1914 Glenwood Hot Springs & Hotel Company fails. Taylor State Road widened and improved through Glenwood Canyon.
1916 Land title and deed of trust conveyed to Charles Hughes, Elmer Lucas and Louis Schwartz, who form the Glenwood Hot Springs & Hotel Colorado Company.
1938 Oil baron, speculator and promoter Frank Kistler purchases the hotel, pool and vapor caves for $165,000. Paved, two-lane U.S. Highway 6 & 24 constructed through Glenwood Canyon.
1943-1946 U.S. Navy occupies Hotel Colorado for use as a military hospital during World War II. The hot springs pool is also closed to civilians, and reserved for military use.
1946 Glenwood Hot Springs & Hotel Colorado Company, sells Hotel Colorado.
1947 Owners of remaining property including Vapor Caves form the Glenwood Hot Springs Company.
1953 Glenwood Hot Springs Company, including the Vapor Caves, are sold to Dr. C.W. “Doc” McFadden. McFadden practiced medicine in Glenwood Springs from 1926 through 1980. Chiropractic, massage and therapy are offered at the caves.
1956 Frank Kistler sells the hot springs pool to its present owners for $100,000
1974 Dr. McFadden agrees to sell the Vapor Caves to Dr.

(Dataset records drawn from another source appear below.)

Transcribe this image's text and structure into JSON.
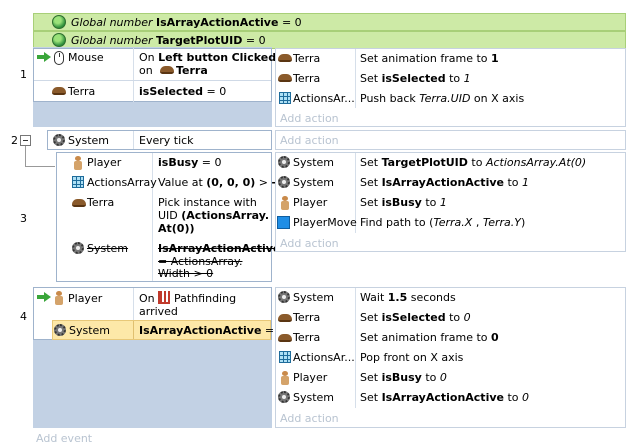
{
  "globals": [
    {
      "prefix": "Global number",
      "name": "IsArrayActionActive",
      "value": "= 0"
    },
    {
      "prefix": "Global number",
      "name": "TargetPlotUID",
      "value": "= 0"
    }
  ],
  "events": {
    "e1": {
      "number": "1",
      "conditions": [
        {
          "object": "Mouse",
          "text_a": "On ",
          "text_b": "Left button",
          "text_c": " ",
          "text_d": "Clicked",
          "text_e": "on ",
          "text_f": "Terra"
        },
        {
          "object": "Terra",
          "text_a": "isSelected",
          "text_b": " = 0"
        }
      ],
      "actions": [
        {
          "object": "Terra",
          "text_a": "Set animation frame to ",
          "text_b": "1"
        },
        {
          "object": "Terra",
          "text_a": "Set ",
          "text_b": "isSelected",
          "text_c": " to ",
          "text_d": "1"
        },
        {
          "object": "ActionsAr...",
          "text_a": "Push back ",
          "text_b": "Terra.UID",
          "text_c": "  on X axis"
        }
      ],
      "add_action": "Add action"
    },
    "e2": {
      "number": "2",
      "conditions": [
        {
          "object": "System",
          "text_a": "Every tick"
        }
      ],
      "add_action": "Add action"
    },
    "e3": {
      "number": "3",
      "conditions": [
        {
          "object": "Player",
          "text_a": "isBusy",
          "text_b": " = 0"
        },
        {
          "object": "ActionsArray",
          "text_a": "Value at ",
          "text_b": "(0, 0, 0)",
          "text_c": " > ",
          "text_d": "-1"
        },
        {
          "object": "Terra",
          "line1": "Pick instance with",
          "line2_a": "UID  ",
          "line2_b": "(ActionsArray.",
          "line3": "At(0))"
        },
        {
          "object": "System",
          "line1": "IsArrayActionActive",
          "line2": "= ActionsArray.",
          "line3": "Width > 0"
        }
      ],
      "actions": [
        {
          "object": "System",
          "text_a": "Set ",
          "text_b": "TargetPlotUID",
          "text_c": " to ",
          "text_d": "ActionsArray.At(0)"
        },
        {
          "object": "System",
          "text_a": "Set ",
          "text_b": "IsArrayActionActive",
          "text_c": " to ",
          "text_d": "1"
        },
        {
          "object": "Player",
          "text_a": "Set ",
          "text_b": "isBusy",
          "text_c": " to ",
          "text_d": "1"
        },
        {
          "object": "PlayerMove",
          "text_a": "Find path to (",
          "text_b": "Terra.X",
          "text_c": " , ",
          "text_d": "Terra.Y",
          "text_e": ")"
        }
      ],
      "add_action": "Add action"
    },
    "e4": {
      "number": "4",
      "conditions": [
        {
          "object": "Player",
          "text_a": "On ",
          "text_b": "Pathfinding",
          "text_c": "arrived"
        },
        {
          "object": "System",
          "text_a": "IsArrayActionActive",
          "text_b": " = 1"
        }
      ],
      "actions": [
        {
          "object": "System",
          "text_a": "Wait ",
          "text_b": "1.5",
          "text_c": " seconds"
        },
        {
          "object": "Terra",
          "text_a": "Set ",
          "text_b": "isSelected",
          "text_c": " to ",
          "text_d": "0"
        },
        {
          "object": "Terra",
          "text_a": "Set animation frame to ",
          "text_b": "0"
        },
        {
          "object": "ActionsAr...",
          "text_a": "Pop front on X axis"
        },
        {
          "object": "Player",
          "text_a": "Set ",
          "text_b": "isBusy",
          "text_c": " to ",
          "text_d": "0"
        },
        {
          "object": "System",
          "text_a": "Set ",
          "text_b": "IsArrayActionActive",
          "text_c": " to ",
          "text_d": "0"
        }
      ],
      "add_action": "Add action"
    }
  },
  "add_event": "Add event",
  "colors": {
    "global_bg": "#cdeaa6",
    "event_panel": "#c2d1e4",
    "highlight": "#fde8a8",
    "add_text": "#b9c4d1"
  },
  "icons": [
    "globe-icon",
    "mouse-icon",
    "terra-icon",
    "gear-icon",
    "grid-icon",
    "player-icon",
    "path-icon",
    "arrow-icon",
    "bluesquare-icon"
  ]
}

Richard Renn, who takes over operation of the caves.
1979 Dr. Renn formally assumes ownership of the caves and forms The Glenwood Vapor Caves, Baths and Massage Inc.

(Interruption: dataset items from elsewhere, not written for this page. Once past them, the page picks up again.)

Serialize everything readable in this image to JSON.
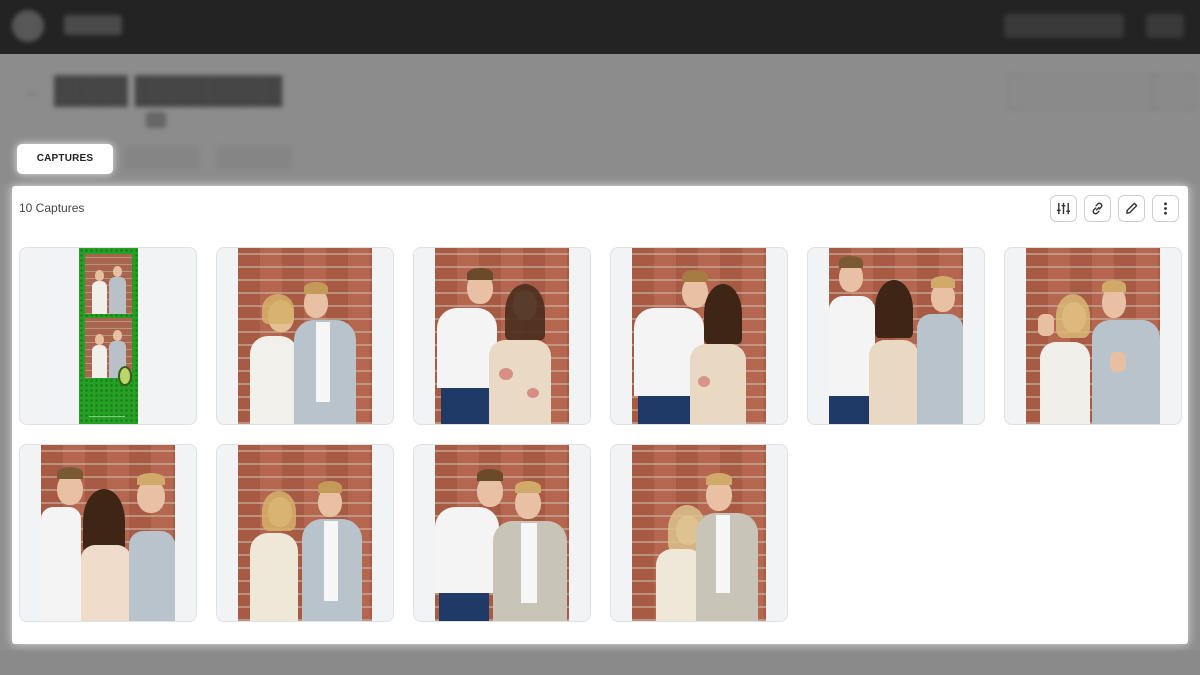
{
  "tabs": {
    "captures_label": "CAPTURES"
  },
  "panel": {
    "count_label": "10 Captures"
  },
  "toolbar_icons": [
    "sliders-icon",
    "link-icon",
    "pencil-icon",
    "more-vertical-icon"
  ],
  "captures": [
    {
      "kind": "strip"
    },
    {
      "kind": "photo"
    },
    {
      "kind": "photo"
    },
    {
      "kind": "photo"
    },
    {
      "kind": "photo"
    },
    {
      "kind": "photo"
    },
    {
      "kind": "photo"
    },
    {
      "kind": "photo"
    },
    {
      "kind": "photo"
    },
    {
      "kind": "photo"
    }
  ],
  "colors": {
    "panel_bg": "#ffffff",
    "dim_overlay": "#8e8e8e",
    "card_bg": "#f2f3f5",
    "strip_green": "#25a025",
    "brick": "#b0654d"
  }
}
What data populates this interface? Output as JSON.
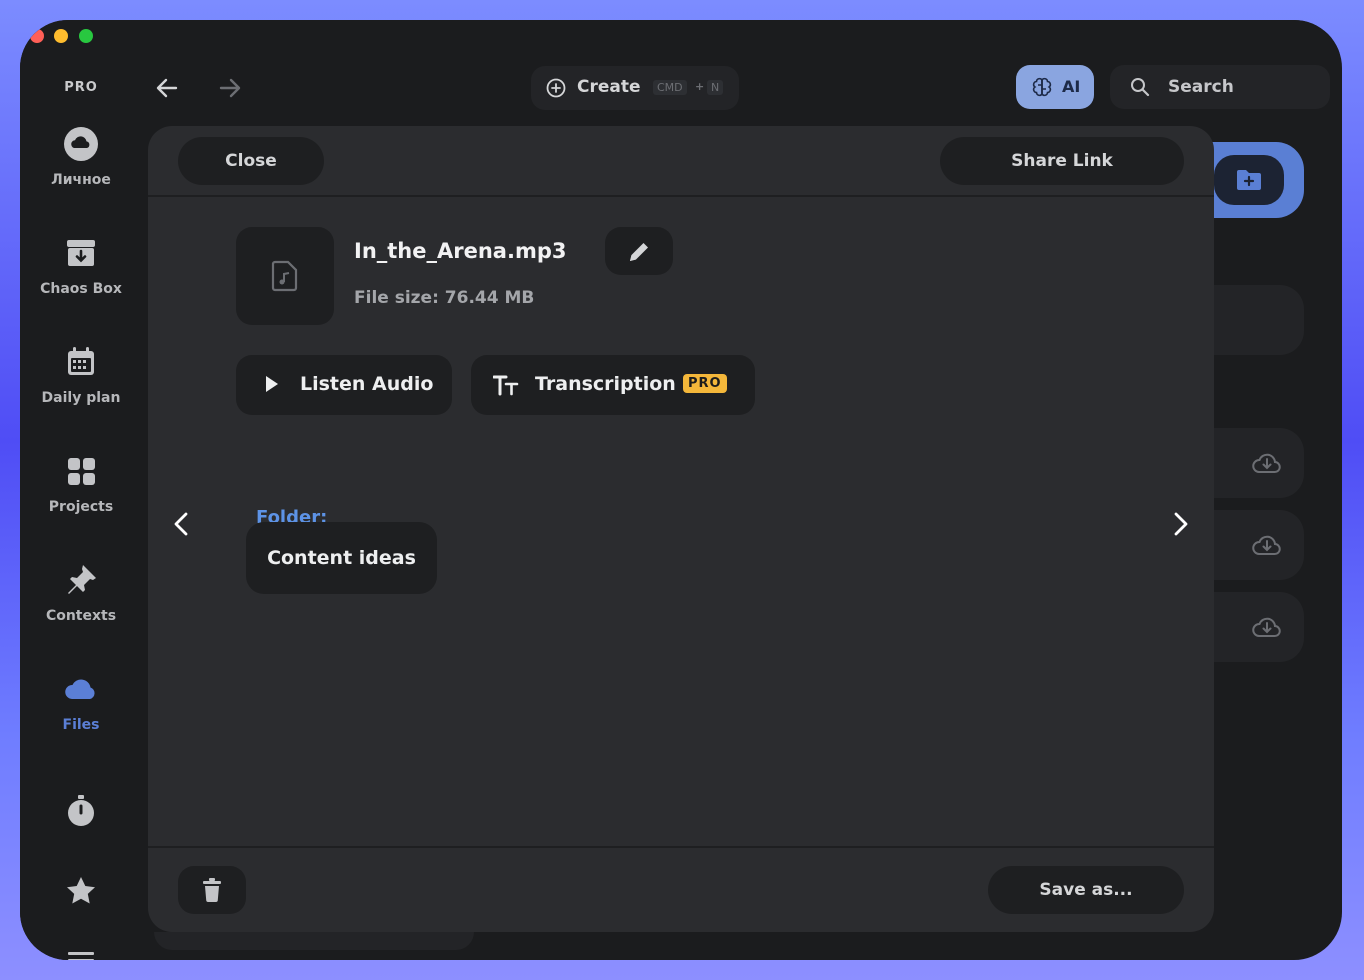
{
  "sidebar": {
    "badge": "PRO",
    "items": [
      {
        "label": "Личное",
        "icon": "cloud-circle-icon"
      },
      {
        "label": "Chaos Box",
        "icon": "inbox-download-icon"
      },
      {
        "label": "Daily plan",
        "icon": "calendar-icon"
      },
      {
        "label": "Projects",
        "icon": "grid-icon"
      },
      {
        "label": "Contexts",
        "icon": "pin-icon"
      },
      {
        "label": "Files",
        "icon": "cloud-icon",
        "active": true
      },
      {
        "label": "",
        "icon": "stopwatch-icon"
      },
      {
        "label": "",
        "icon": "star-icon"
      },
      {
        "label": "",
        "icon": "menu-icon"
      }
    ]
  },
  "topbar": {
    "create_label": "Create",
    "shortcut_key1": "CMD",
    "shortcut_plus": "+",
    "shortcut_key2": "N",
    "ai_label": "AI",
    "search_label": "Search"
  },
  "modal": {
    "close_label": "Close",
    "share_label": "Share Link",
    "file_name": "In_the_Arena.mp3",
    "file_size": "File size: 76.44 MB",
    "listen_label": "Listen Audio",
    "transcription_label": "Transcription",
    "pro_badge": "PRO",
    "folder_label": "Folder:",
    "folder_name": "Content ideas",
    "save_label": "Save as..."
  },
  "colors": {
    "accent_blue": "#5b7fd6",
    "ai_button": "#8aa5e0",
    "pro_badge": "#f4b73a",
    "folder_label": "#5d93e6",
    "window_bg": "#1b1c1e",
    "modal_bg": "#2b2c2f"
  }
}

1979 Vapor Caves purchased by Ron Hoban and Patty DeFries. DeFries assumes sole ownership in 1986.
1990 Yampah Hot Springs Corporation (Bruce Kendall and Patsy Steele) purchase the caves, now named Yampah Spa and Vapor Caves. The spa building property and vapor caves undergo major renovation April-August, 1990.
1993 Yampah Spa and Vapor Caves celebrates its centennial with a new addition, an expanded reception area and passage way for the spa’s herbal treatment wing.
1993 Ute Pow-Wow in Glenwood Springs. The first time members of the three Ute tribes have gathered in 125 years. Yampah Spa celebrates its centennial anniversary with tribes.
1994 Full service AVEDA salon added to the Spa.
2022 Melinda, Scott, and Alex Delmonico (Yampah Rising LLC.) assume ownership of Yampah Spa and Vapor Caves.